Oil companies rolled back the price of liquefied petroleum gas or cooking gas by as much as P70 per 11-kilo tank
to reflect the lower contract price of LPG in the world market for December.
Petron Corp., which sell the Gasul brand, announced a rollback of P6.40 per kilo while Isla LPG, which markets the Solane brand, cut LPG prices by P6.36 per kilo
. Petron said it will also cut the price of auto LPG by P3.50 per liter.
“Petron will rollback Gasul and Fiesta Gas prices (VAT inclusive) by P6.40/kg effective later 12:01 a.m., Dec. 1. This is equivalent to a rollback of P70 per 11-kg household cylinder,” the company said.
EC Gas, the liquefied petroleum gas arm of Eastern Petroleum, previously announced a minimum price rollback of P5 per kilo
effective 6 a.m. Nov. 30.
It said this worked out to P55 off per 11kg cylinder.
LPG will now sell from P543 to P795 in Metro Manila as prices vary depending on the brand, location and market forces.
The second LPG price rollback followed the 7th consecutive oil price rollback early this week where oil companies cut the price of gasoline by P1.10 per liter, kerosene by P2.10 per liter and diesel by P2.30 per liter.
The Department of Energy attributed the lower prices to the continuing oversupply of petroleum products in the world market.
Despite the recent declines, year-to-date adjustments show the price of gasoline going up P2.60 per liter, and diesel, P6 a liter.
Presidential Spokesman Salvador Panelo said President Rodrigo Duterte was now considering the recommendation from his economic managers to scrub a plan to suspend an increase in the excise tax for fuel in January 2019.
The officials had earlier recommended a suspension of the excise tax increase to curb inflation, then took back the idea even before it was implemented as world oil prices declined.
“The President is studying the recommendation,” Panelo said in a text message.

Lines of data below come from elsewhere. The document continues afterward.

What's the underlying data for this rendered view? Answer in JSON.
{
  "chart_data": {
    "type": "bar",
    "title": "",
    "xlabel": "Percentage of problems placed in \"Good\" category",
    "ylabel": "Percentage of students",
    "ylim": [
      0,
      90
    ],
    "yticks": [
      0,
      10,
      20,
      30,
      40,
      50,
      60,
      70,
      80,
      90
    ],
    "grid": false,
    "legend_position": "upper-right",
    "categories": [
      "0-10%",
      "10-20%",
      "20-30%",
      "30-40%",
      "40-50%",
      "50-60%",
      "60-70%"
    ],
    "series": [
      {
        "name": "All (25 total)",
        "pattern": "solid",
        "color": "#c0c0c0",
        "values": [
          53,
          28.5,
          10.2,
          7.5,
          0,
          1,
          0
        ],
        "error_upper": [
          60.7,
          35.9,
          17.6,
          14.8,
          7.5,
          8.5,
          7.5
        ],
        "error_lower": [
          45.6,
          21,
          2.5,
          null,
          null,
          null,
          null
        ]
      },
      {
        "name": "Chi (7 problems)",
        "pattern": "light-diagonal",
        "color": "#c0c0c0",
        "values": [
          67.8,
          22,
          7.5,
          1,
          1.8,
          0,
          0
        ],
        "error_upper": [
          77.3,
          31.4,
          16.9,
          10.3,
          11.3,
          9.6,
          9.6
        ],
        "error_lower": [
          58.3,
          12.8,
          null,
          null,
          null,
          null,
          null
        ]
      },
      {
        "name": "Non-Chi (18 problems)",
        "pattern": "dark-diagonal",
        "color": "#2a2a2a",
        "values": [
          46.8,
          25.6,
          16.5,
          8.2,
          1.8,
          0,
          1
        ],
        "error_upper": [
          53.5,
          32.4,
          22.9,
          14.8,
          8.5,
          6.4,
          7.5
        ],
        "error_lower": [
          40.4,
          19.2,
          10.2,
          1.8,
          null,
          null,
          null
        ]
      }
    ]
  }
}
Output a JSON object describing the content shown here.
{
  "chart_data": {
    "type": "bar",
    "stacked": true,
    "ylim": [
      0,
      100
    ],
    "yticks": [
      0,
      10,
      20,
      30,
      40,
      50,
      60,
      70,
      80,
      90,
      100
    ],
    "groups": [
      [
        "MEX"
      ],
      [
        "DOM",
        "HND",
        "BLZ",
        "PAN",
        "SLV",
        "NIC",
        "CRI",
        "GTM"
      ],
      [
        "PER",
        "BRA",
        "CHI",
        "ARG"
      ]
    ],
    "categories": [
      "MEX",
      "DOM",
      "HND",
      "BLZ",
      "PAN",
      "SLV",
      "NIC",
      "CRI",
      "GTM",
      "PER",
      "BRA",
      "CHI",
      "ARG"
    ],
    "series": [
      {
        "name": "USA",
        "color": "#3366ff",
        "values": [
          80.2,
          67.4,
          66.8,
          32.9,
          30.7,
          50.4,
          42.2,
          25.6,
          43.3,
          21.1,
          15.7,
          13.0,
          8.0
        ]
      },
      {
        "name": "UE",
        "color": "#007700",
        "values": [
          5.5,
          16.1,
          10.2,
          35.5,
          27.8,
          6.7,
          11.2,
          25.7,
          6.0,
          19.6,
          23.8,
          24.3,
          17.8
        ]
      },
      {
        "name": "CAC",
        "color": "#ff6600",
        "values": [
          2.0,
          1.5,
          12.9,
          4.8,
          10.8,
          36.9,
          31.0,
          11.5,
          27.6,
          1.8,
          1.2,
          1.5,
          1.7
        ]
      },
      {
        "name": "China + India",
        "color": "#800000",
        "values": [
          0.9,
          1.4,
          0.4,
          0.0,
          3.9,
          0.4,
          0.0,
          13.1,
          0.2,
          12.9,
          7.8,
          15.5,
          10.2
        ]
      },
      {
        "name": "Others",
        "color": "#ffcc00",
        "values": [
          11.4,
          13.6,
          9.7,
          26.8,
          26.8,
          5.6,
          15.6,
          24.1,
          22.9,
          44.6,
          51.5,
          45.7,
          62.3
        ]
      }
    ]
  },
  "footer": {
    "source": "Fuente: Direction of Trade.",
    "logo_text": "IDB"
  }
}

The Tax Reform for Acceleration and Inclusion or TRAIN Law provides for a yearly increase in the excise tax on fuel products but allows these increases to be suspended if the average price of Dubai crude reaches or exceeds $80 per barrel for three months.
Finance Secretary Carlos Dominguez III said Thursday that Dubai crude oil prices have gone down by 14 percent from an average of $79 per barrel in October down to $68 per barrel in November.
But Senator Juan Edgardo Angara said the latest price rollbacks were hardly felt by Filipino families.
“We recognize that international prices of petroleum have been going down and will continue to decline in 2019. This led to seven consecutive weeks of price rollbacks, with pump prices of gasoline and diesel decreasing by P9.85/liter and P8.40/liter, respectively,” Angara said.
“However, these oil price reductions have to be felt by Filipino families. Rollbacks should not end here. These should be followed by a rollback in inflation or the price of prime commodities. Prices of
basic goods should also go down simultaneously with the price of oil,” Angara said in Filipino.
Senator Aquilino Pimentel III, meanwhile, warned against the plan to impose the new round of excise taxes on fuel, describing inflation as a “dangerous phenomenon which should be slain on sight when it rears its ugly head.”
“Hence our eco[nomic] managers should make up their minds on whether to fight inflation or pursue revenues. I suggest we fight inflation now,” Pimentel said.
Senator JV Ejercito urged Duterte and the country’s economic team “not to walk back on their decision to lighten the load [on] Filipino families.”
“Now that our countrymen have breathed a little, we will slap them with a new round of taxes that will undoubtedly push the prices of basic commodities up,” he said, saying the government should bite the bullet for the sake of the welfare of a majority of Filipinos.
The IBON Foundation research group warned that maintaining the scheduled excise tax on fuel would keep inflation high in 2019.
An increase in the excise tax on fuel would increase costs of production and create a domino effect that would sustain the high prices of goods and services, IBON said.
The poorest 60 million Filipinos have already endured real income losses between P2,500 and P6,800 due to worsening inflation since early 2018, it added.
The group said it is premature to think that oil prices would stay low or that the peso would not continue to depreciate since the prices of oil continue to remain volatile.
It said the government should stop imposing higher consumption taxes amid low wages and increasing unemployment, and should instead go after tax evaders and stop corruption in the ranks of the Bureau of Customs to increase collections.